The concern, which Mr. Doherty addressed in his interview with the Sun, is that Pennsylvania – one of the three out-of-state destinations for city garbage – will hit its landfill capacity soon, and then the city will be held hostage and will have to pay top dollar to any other state that might have room for our trash. Pennsylvania is already tightening its requirements for imported waste, Mr. Doherty said.


That could leave New York City with millions of tons of waste with nowhere to go. On an average day in 2002, the city generated more than 15.5 million tons of waste and exported more than 8 million tons of it to landfills and incinerators outside New York City, according to comptroller’s figures.


The comptroller suggests that the city also work on reducing the amount of waste it produces. In the report, experts in his office said, “In the long run, the most cost competitive waste management solution will likely be a fully-integrated recycling and waste prevention program in which New York City takes an active role in creating viable markets for recycled products.”

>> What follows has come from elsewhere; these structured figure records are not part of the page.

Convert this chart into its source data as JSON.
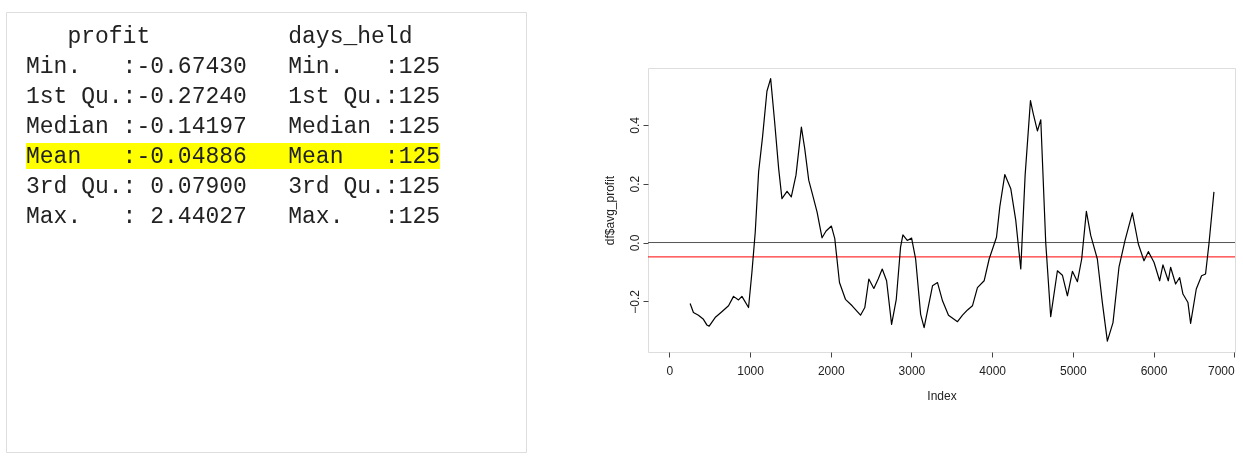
{
  "chart_data": [
    {
      "type": "other",
      "annotations": [
        "   profit          days_held",
        "Min.   :-0.67430   Min.   :125",
        "1st Qu.:-0.27240   1st Qu.:125",
        "Median :-0.14197   Median :125",
        "Mean   :-0.04886   Mean   :125",
        "3rd Qu.: 0.07900   3rd Qu.:125",
        "Max.   : 2.44027   Max.   :125"
      ],
      "colors": [
        null,
        null,
        null,
        null,
        "#ffff00",
        null,
        null
      ]
    },
    {
      "type": "line",
      "xlabel": "Index",
      "ylabel": "df$avg_profit",
      "xlim": [
        -265,
        7010
      ],
      "ylim": [
        -0.372,
        0.593
      ],
      "xticks": [
        0,
        1000,
        2000,
        3000,
        4000,
        5000,
        6000,
        7000
      ],
      "yticks": [
        -0.2,
        {
          "value": 0,
          "label": "0.0"
        },
        0.2,
        0.4
      ],
      "grid": false,
      "ref_lines": [
        {
          "axis": "y",
          "value": 0,
          "color": "#555555"
        },
        {
          "axis": "y",
          "value": -0.04886,
          "color": "#ff0000"
        }
      ],
      "series": [
        {
          "color": "#000000",
          "x": [
            257,
            298,
            360,
            422,
            464,
            493,
            567,
            650,
            733,
            795,
            857,
            899,
            981,
            1023,
            1064,
            1106,
            1155,
            1209,
            1255,
            1304,
            1354,
            1395,
            1458,
            1511,
            1569,
            1636,
            1677,
            1727,
            1776,
            1830,
            1892,
            1942,
            2008,
            2050,
            2108,
            2182,
            2265,
            2369,
            2422,
            2472,
            2534,
            2588,
            2638,
            2692,
            2754,
            2812,
            2865,
            2894,
            2948,
            3002,
            3052,
            3114,
            3157,
            3261,
            3323,
            3385,
            3459,
            3571,
            3633,
            3695,
            3756,
            3818,
            3901,
            3963,
            4054,
            4095,
            4157,
            4231,
            4293,
            4355,
            4409,
            4475,
            4508,
            4561,
            4603,
            4664,
            4726,
            4809,
            4871,
            4933,
            4995,
            5057,
            5110,
            5168,
            5222,
            5304,
            5366,
            5428,
            5498,
            5572,
            5647,
            5738,
            5812,
            5882,
            5936,
            6006,
            6076,
            6117,
            6183,
            6212,
            6274,
            6324,
            6365,
            6427,
            6460,
            6530,
            6596,
            6645,
            6687,
            6749
          ],
          "values": [
            -0.207,
            -0.238,
            -0.247,
            -0.261,
            -0.28,
            -0.284,
            -0.255,
            -0.235,
            -0.215,
            -0.183,
            -0.195,
            -0.183,
            -0.221,
            -0.101,
            0.035,
            0.24,
            0.36,
            0.514,
            0.557,
            0.411,
            0.252,
            0.149,
            0.174,
            0.155,
            0.229,
            0.392,
            0.32,
            0.212,
            0.161,
            0.104,
            0.016,
            0.039,
            0.056,
            0.013,
            -0.136,
            -0.193,
            -0.215,
            -0.247,
            -0.221,
            -0.124,
            -0.156,
            -0.124,
            -0.09,
            -0.13,
            -0.278,
            -0.193,
            -0.016,
            0.026,
            0.007,
            0.015,
            -0.056,
            -0.244,
            -0.289,
            -0.147,
            -0.136,
            -0.198,
            -0.247,
            -0.269,
            -0.247,
            -0.229,
            -0.215,
            -0.153,
            -0.13,
            -0.056,
            0.018,
            0.121,
            0.231,
            0.183,
            0.075,
            -0.09,
            0.229,
            0.482,
            0.44,
            0.379,
            0.417,
            0.001,
            -0.252,
            -0.096,
            -0.111,
            -0.181,
            -0.098,
            -0.133,
            -0.056,
            0.106,
            0.024,
            -0.056,
            -0.204,
            -0.335,
            -0.272,
            -0.084,
            0.007,
            0.101,
            -0.005,
            -0.062,
            -0.031,
            -0.067,
            -0.13,
            -0.076,
            -0.13,
            -0.084,
            -0.141,
            -0.119,
            -0.175,
            -0.204,
            -0.275,
            -0.158,
            -0.113,
            -0.107,
            -0.005,
            0.172
          ]
        }
      ]
    }
  ]
}
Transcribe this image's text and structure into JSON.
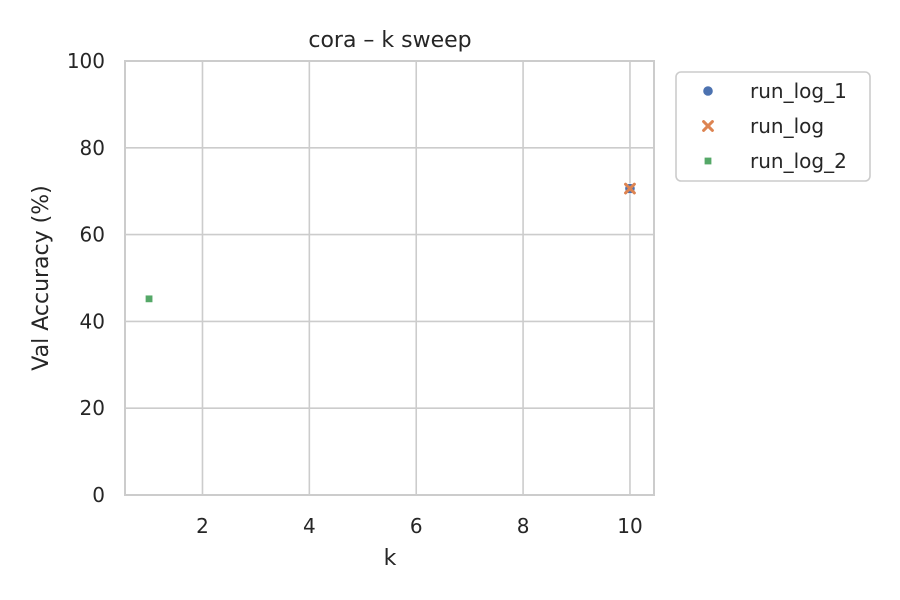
{
  "chart_data": {
    "type": "scatter",
    "title": "cora – k sweep",
    "xlabel": "k",
    "ylabel": "Val Accuracy (%)",
    "xlim": [
      0.55,
      10.45
    ],
    "ylim": [
      0,
      100
    ],
    "xticks": [
      2,
      4,
      6,
      8,
      10
    ],
    "yticks": [
      0,
      20,
      40,
      60,
      80,
      100
    ],
    "grid": true,
    "legend_position": "outside-top-right",
    "series": [
      {
        "name": "run_log_1",
        "marker": "circle",
        "color": "#4c72b0",
        "points": [
          {
            "x": 10,
            "y": 70.6
          }
        ]
      },
      {
        "name": "run_log",
        "marker": "x",
        "color": "#dd8452",
        "points": [
          {
            "x": 10,
            "y": 70.6
          }
        ]
      },
      {
        "name": "run_log_2",
        "marker": "square",
        "color": "#55a868",
        "points": [
          {
            "x": 1,
            "y": 45.2
          }
        ]
      }
    ]
  }
}
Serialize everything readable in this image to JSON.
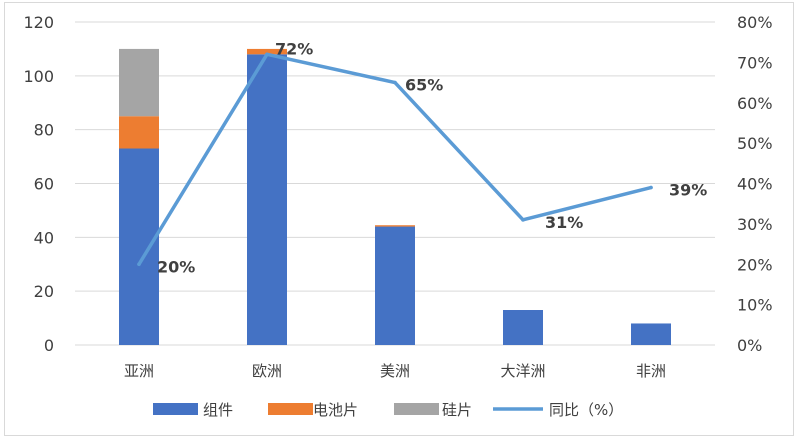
{
  "chart_data": {
    "type": "bar",
    "categories": [
      "亚洲",
      "欧洲",
      "美洲",
      "大洋洲",
      "非洲"
    ],
    "series": [
      {
        "name": "组件",
        "type": "bar",
        "axis": "left",
        "color": "#4472c4",
        "values": [
          73,
          108,
          44,
          13,
          8
        ]
      },
      {
        "name": "电池片",
        "type": "bar",
        "axis": "left",
        "color": "#ed7d31",
        "values": [
          12,
          2,
          0.5,
          0,
          0
        ]
      },
      {
        "name": "硅片",
        "type": "bar",
        "axis": "left",
        "color": "#a5a5a5",
        "values": [
          25,
          0,
          0,
          0,
          0
        ]
      },
      {
        "name": "同比（%）",
        "type": "line",
        "axis": "right",
        "color": "#5b9bd5",
        "values": [
          20,
          72,
          65,
          31,
          39
        ],
        "labels": [
          "20%",
          "72%",
          "65%",
          "31%",
          "39%"
        ]
      }
    ],
    "stacked": true,
    "left_axis": {
      "ylim": [
        0,
        120
      ],
      "ticks": [
        "0",
        "20",
        "40",
        "60",
        "80",
        "100",
        "120"
      ]
    },
    "right_axis": {
      "ylim": [
        0,
        80
      ],
      "ticks": [
        "0%",
        "10%",
        "20%",
        "30%",
        "40%",
        "50%",
        "60%",
        "70%",
        "80%"
      ]
    },
    "grid": true,
    "legend_position": "bottom"
  }
}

The comptroller suggests that the city also work on reducing the amount of waste it produces and on taking “an active role in creating viable markets for recycled products.”


In laying out recommendations for the city’s waste program, Mr. Thompson said the city should:


* Pursue the development of publicly controlled disposal capacity in case the current landfills suddenly aren’t available;


* Consider purchasing access to existing landfills in upstate New York;


* Consider landfills in other parts of the country beyond Ohio, Pennsylvania, and Virginia, where it ships garbage now;


* Integrate its public- and private-sector waste instead of keeping it artificially separated as it does now;


* Look at other ways to transport waste, in addition to by rail and by boat;


* Increase the competition for its waste and diversity disposal options so that there are more than two or three companies bidding on garbage removal;


* Stop focusing on “burn and dump” as its waste management options, begin to develop local markets for the city’s recycled materials, and encourage New Yorkers to cut back on the trash they create.


The plan Mr. Bloomberg unveils today is likely to address many of those issues. The motivation is to help stabilize the costs of the city’s waste management over the longer term, Mr. Doherty said last week, adding that costs are unlikely to go down.